The divorced person might very well be the one we eye in each morning's mirror. We might be the one who knows from first hand experience the pain or relief of divorce. Or we might just as likely be the friend who has become divorced from a friendship that depended on the 'foursome' to survive. We might in fact be divorced from the whole issue of divorce. We may find ourselves more likely to condemn, not because we are merely judgemental but more like because we have not experienced this pain.

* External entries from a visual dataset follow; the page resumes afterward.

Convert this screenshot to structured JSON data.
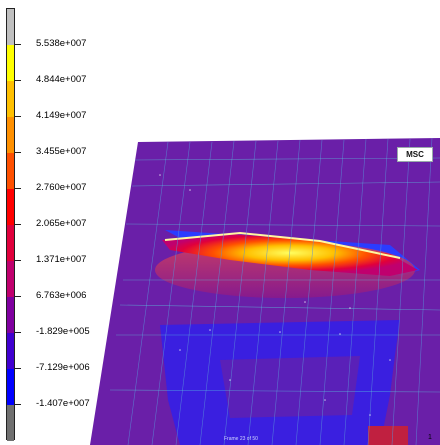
{
  "legend": {
    "labels": [
      "5.538e+007",
      "4.844e+007",
      "4.149e+007",
      "3.455e+007",
      "2.760e+007",
      "2.065e+007",
      "1.371e+007",
      "6.763e+006",
      "-1.829e+005",
      "-7.129e+006",
      "-1.407e+007"
    ],
    "colors": [
      "#c0c0c0",
      "#ffff00",
      "#ffc000",
      "#ff9000",
      "#ff5000",
      "#ff0000",
      "#e0003c",
      "#c0006e",
      "#8000a0",
      "#4000d0",
      "#0000ff",
      "#707070"
    ]
  },
  "logo": {
    "text": "MSC"
  },
  "frame_number": "1",
  "caption": "Frame 23 of 50"
}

Divorce is never easy, no matter how old, how mature or how rational it's participants. If we all want to share in the ministry of Christ, we must find a way to share in the difficulties of those who face life beyond divorce. Who's really divorced? Perhaps it is we who separate ourselves from the difficulties others experience of divorce, perhaps we are the one's in need of reconciliation.
When you are divorced and you see yourself in the mirror, it does not matter what others think or say of you, but what you believe of yourself that matters. More importantly, it is what God thinks of you that matters most. When someone dies, we know how to surround the survivors with love and comfort. We do not react to divorce in the same way. It is very unusual for someone to visit or bring food to someone experiencing divorce.
Unfortunately, we do not know what to do, so we choose to do nothing. What we are communicating to them is we are judging them or we simply don't care. From the standpoint of the church, divorced people are an intriguing and challenged group to try and serve. Their lack of church involvement may make them appear to be alienated or hostile. But in their private practices, frequent bible reading, regular television Christian programs and dedication to praying, show that they are far from being a 'lost cause.'
God says: My promises can be trusted, I am not a man that I might lie. I not only forgive you, I promise to be with you always, so you will never be alone. I will never leave you. You no longer need your self-serving independence, I will heal your pride. I will free you from all the destructive patterns that bind you. I promise to fill your heart with love and gifts of peace and courage. I will place in you a passion for sharing my love in service to others, you are precious to me and I will heal you. I will give you hope to overcome any discouragement.